No full-time faculty for Journalism Program

Steve Hill

San Jose City College President Barbara Kavalier rejected a December recommendation by the Academic Senate to hire a full-time faculty member for the Journalism Program, which produces the campus newspaper, City College Times.

Kavalier said that she had to look at enrollment trends to justify hiring a full-time faculty member for the Journalism Program, and she said the data didn’t support it.

“Often journalism has struggled to have enough enrollment to make a class,”
Kavalier said.

An October 2011 Journalism Program review found that journalism writing and broadcasting classes were filled from 70 percent to 100 percent while the newspaper enrollment was 60 percent capacity and no journalism courses had retention issues.

Academic Senate President Charles Heimler said that the president has to consider the four performance indicators listed in the school’s Strategic Plan, which include access, retention, persistence and success.

“They’re looking at demand for the classes, and they use waitlists as a measure of that, and they’re looking at historical patterns of enrollment in the courses,” Heimler said.

Journalism professors from many California community colleges that produce a newspaper say that at least one full-time faculty adviser is necessary for any newspaper to excel.

“A full-time faculty member allows the program and publications to flourish in terms of quality, retention, enrollment, prestige, recognition, continuity, performance, first amendment issues and many other advantages,” said professor Pat McKean of Long Beach Community College.

Santa Rosa Junior College journalism adviser Anne Belden agrees that a journalism program needs a full-time faculty member.

“Having a full-timer in charge of the program definitely enhances enrollment, retention and the program as a whole,” Belden said.

Another danger to the Journalism Program is that adjunct faculty are not protected from retribution from administrators.

“Despite the Student Adviser Protection Act of 2008, the truth is an adjunct has no protection from presidents taking revenge against them for what students publish. Full-timers do,” said journalism professor Robert R. Mercer of Cypress College.
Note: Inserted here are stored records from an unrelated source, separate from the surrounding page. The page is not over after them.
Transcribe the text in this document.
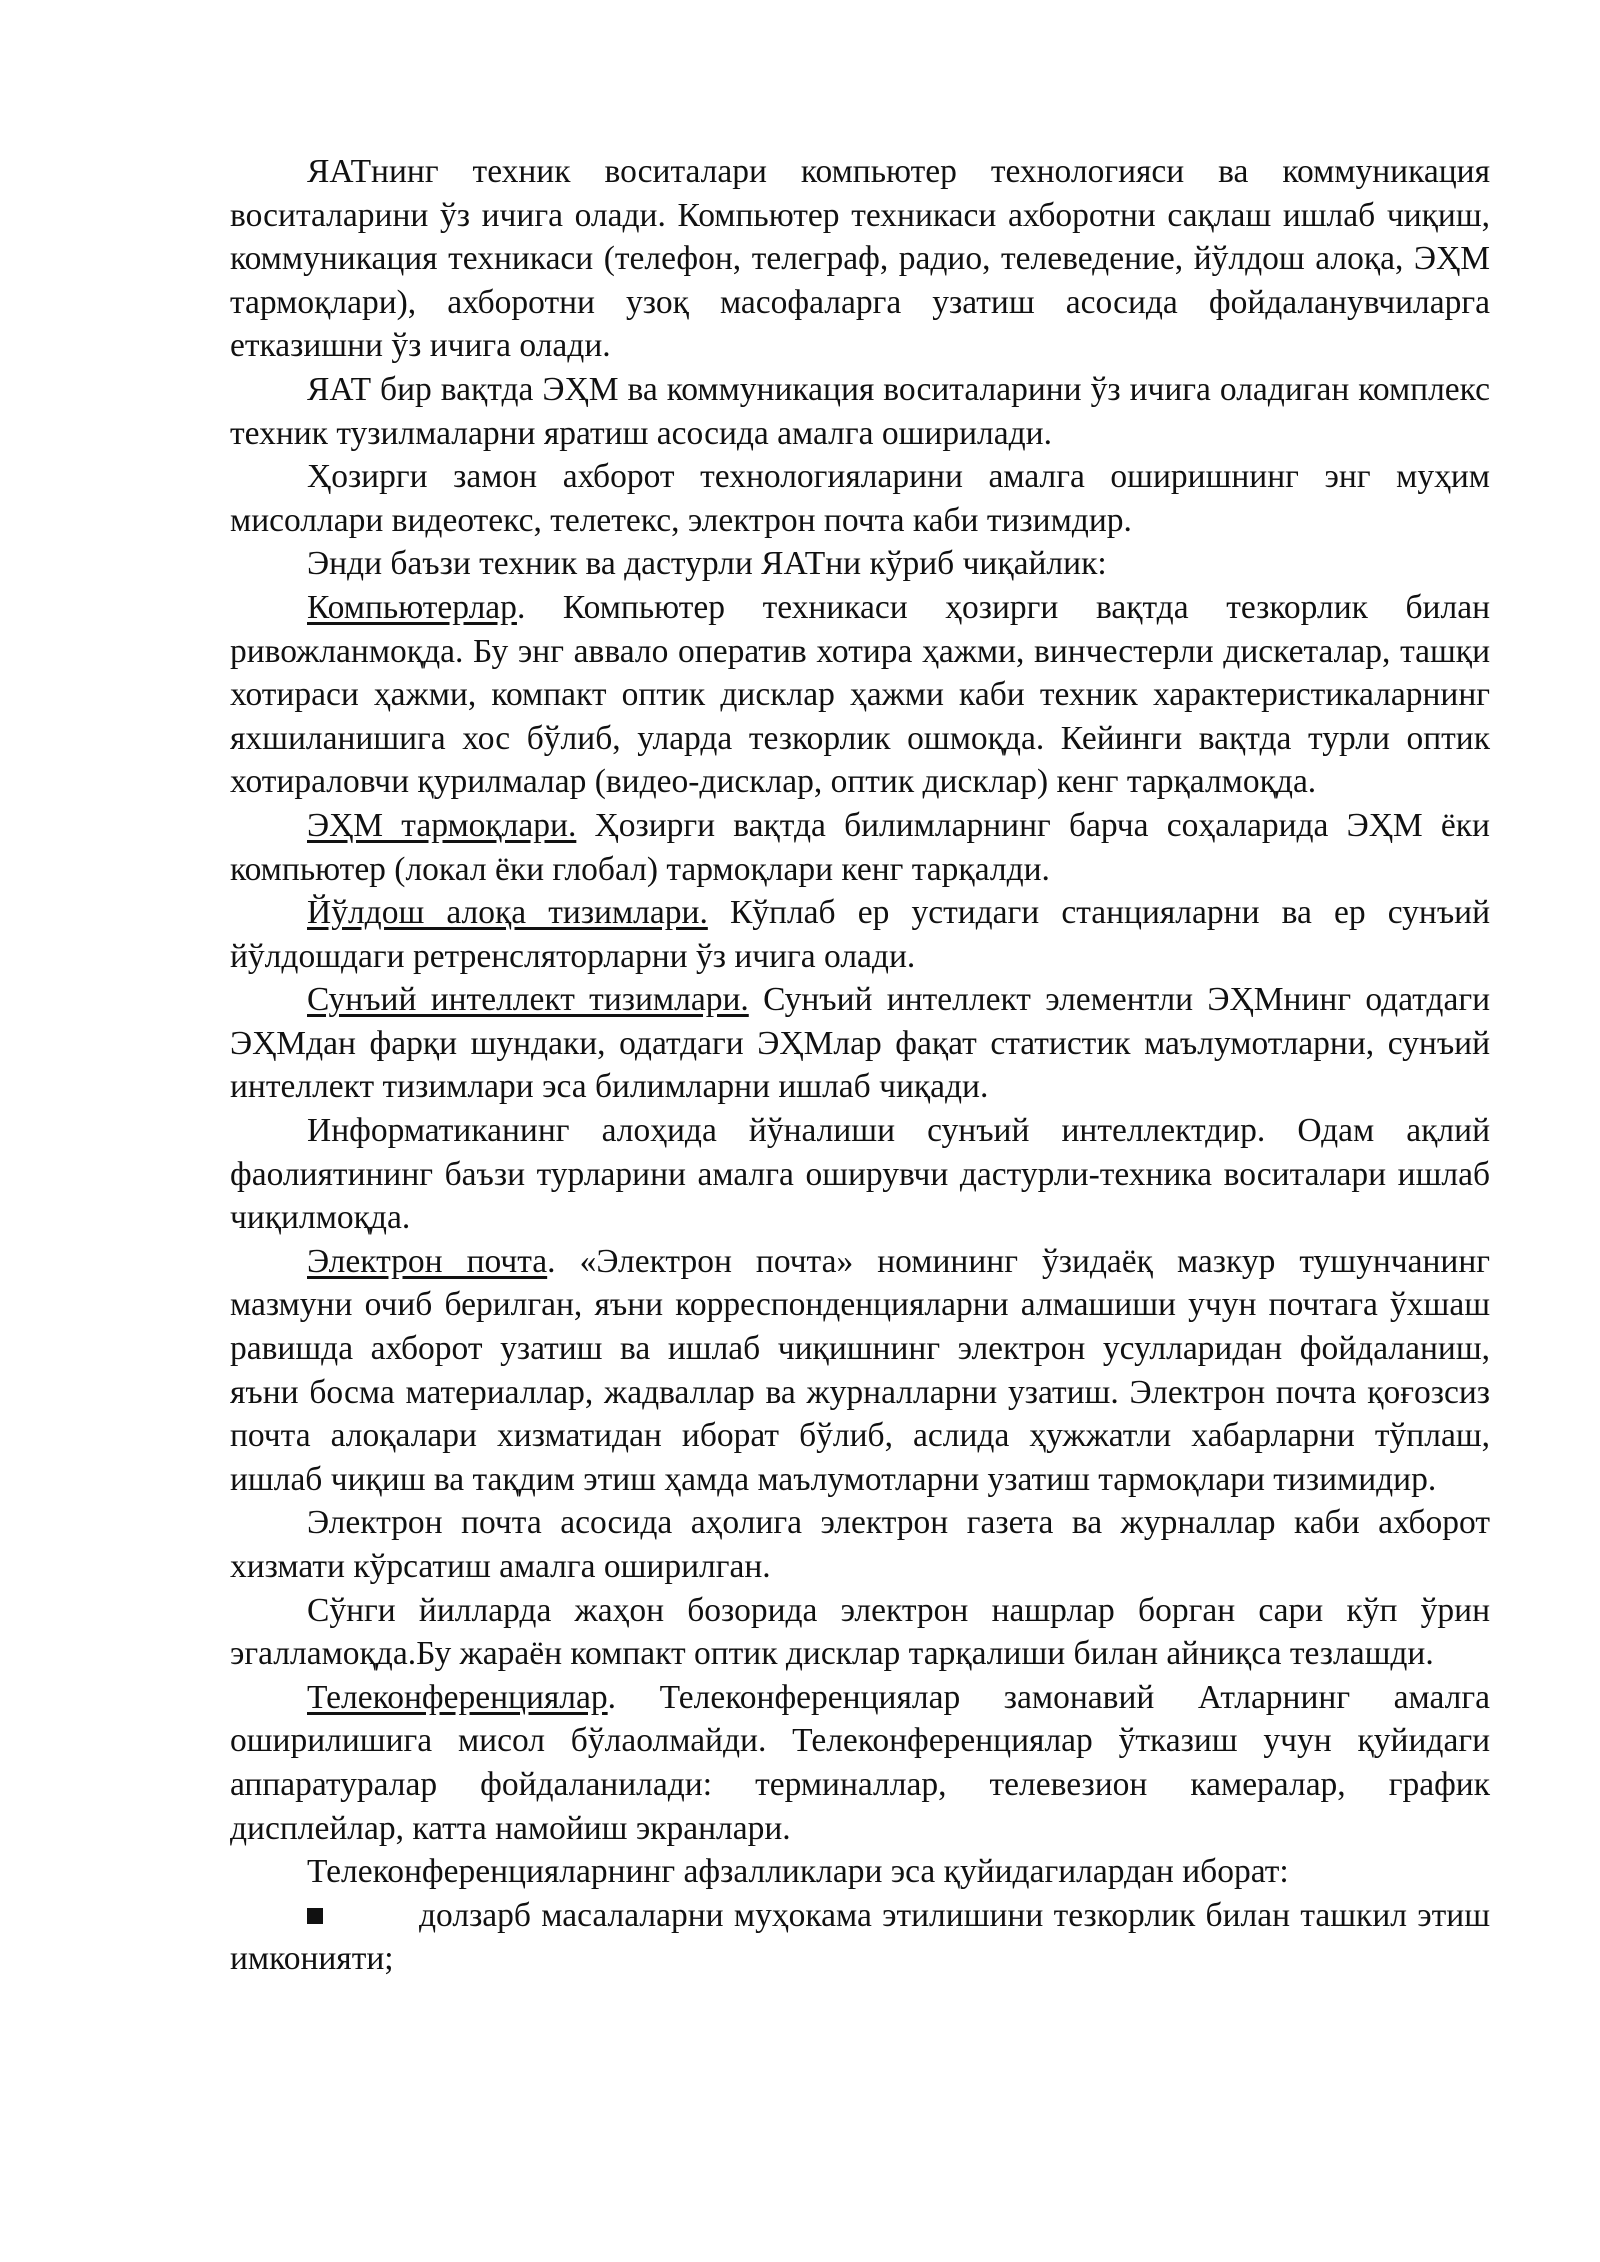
ЯАТнинг техник воситалари компьютер технологияси ва коммуникация воситаларини ўз ичига олади. Компьютер техникаси ахборотни сақлаш ишлаб чиқиш, коммуникация техникаси (телефон, телеграф, радио, телеведение, йўлдош алоқа, ЭҲМ тармоқлари), ахборотни узоқ масофаларга узатиш асосида фойдаланувчиларга етказишни ўз ичига олади.

ЯАТ бир вақтда ЭҲМ ва коммуникация воситаларини ўз ичига оладиган комплекс техник тузилмаларни яратиш асосида амалга оширилади.

Ҳозирги замон ахборот технологияларини амалга оширишнинг энг муҳим мисоллари видеотекс, телетекс, электрон почта каби тизимдир.

Энди баъзи техник ва дастурли ЯАТни кўриб чиқайлик:

Компьютерлар. Компьютер техникаси ҳозирги вақтда тезкорлик билан ривожланмоқда. Бу энг аввало оператив хотира ҳажми, винчестерли дискеталар, ташқи хотираси ҳажми, компакт оптик дисклар ҳажми каби техник характеристикаларнинг яхшиланишига хос бўлиб, уларда тезкорлик ошмоқда. Кейинги вақтда турли оптик хотираловчи қурилмалар (видео-дисклар, оптик дисклар) кенг тарқалмоқда.

ЭҲМ тармоқлари. Ҳозирги вақтда билимларнинг барча соҳаларида ЭҲМ ёки компьютер (локал ёки глобал) тармоқлари кенг тарқалди.

Йўлдош алоқа тизимлари. Кўплаб ер устидаги станцияларни ва ер сунъий йўлдошдаги ретренсляторларни ўз ичига олади.

Сунъий интеллект тизимлари. Сунъий интеллект элементли ЭҲМнинг одатдаги ЭҲМдан фарқи шундаки, одатдаги ЭҲМлар фақат статистик маълумотларни, сунъий интеллект тизимлари эса билимларни ишлаб чиқади.

Информатиканинг алоҳида йўналиши сунъий интеллектдир. Одам ақлий фаолиятининг баъзи турларини амалга оширувчи дастурли-техника воситалари ишлаб чиқилмоқда.

Электрон почта. «Электрон почта» номининг ўзидаёқ мазкур тушунчанинг мазмуни очиб берилган, яъни корреспонденцияларни алмашиши учун почтага ўхшаш равишда ахборот узатиш ва ишлаб чиқишнинг электрон усулларидан фойдаланиш, яъни босма материаллар, жадваллар ва журналларни узатиш. Электрон почта қоғозсиз почта алоқалари хизматидан иборат бўлиб, аслида ҳужжатли хабарларни тўплаш, ишлаб чиқиш ва тақдим этиш ҳамда маълумотларни узатиш тармоқлари тизимидир.

Электрон почта асосида аҳолига электрон газета ва журналлар каби ахборот хизмати кўрсатиш амалга оширилган.

Сўнги йилларда жаҳон бозорида электрон нашрлар борган сари кўп ўрин эгалламоқда.Бу жараён компакт оптик дисклар тарқалиши билан айниқса тезлашди.

Телеконференциялар. Телеконференциялар замонавий Атларнинг амалга оширилишига мисол бўлаолмайди. Телеконференциялар ўтказиш учун қуйидаги аппаратуралар фойдаланилади: терминаллар, телевезион камералар, график дисплейлар, катта намойиш экранлари.

Телеконференцияларнинг афзалликлари эса қуйидагилардан иборат:

долзарб масалаларни муҳокама этилишини тезкорлик билан ташкил этиш имконияти;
He was fired from Evansville (Ind.) University for what administrators characterized as “not keeping those students in control.” He said students at Evansville proved the university had violated their civil rights.

Mercer also said that it might be a violation of the California wage and hour law as well as the adjunct union’s contract to not have a full-time adviser who can “teach students the full freedom of what the First Amendment gives students.”

Heimler did say that there is a plan in progress by the college president and himself, as well as instructors in English, journalism and communications, to devise a program that will meet enrollment criteria.

“The college president is very interested in developing a new media-type program that will fulfill that need moving forward in the next 10, 20, 30 years,” Heimler said.

However, journalism courses that produce the newspaper are in a precarious position each semester as they have been threatened with cancellation for low enrollment and arbitrarily omitted from the schedule of classes in past semesters.

In an email to the campus, ESL Instructor Ron Levesque wrote about the danger of losing enrichment programs on the campus.

“If we follow enrollment patterns alone, we would return to a program of the three R’s (reading, writing and arithmetic) and lose out on programs in the arts, in physical education, in journalism, leaving a campus with no core, no heart and no student voice in the case of journalism.”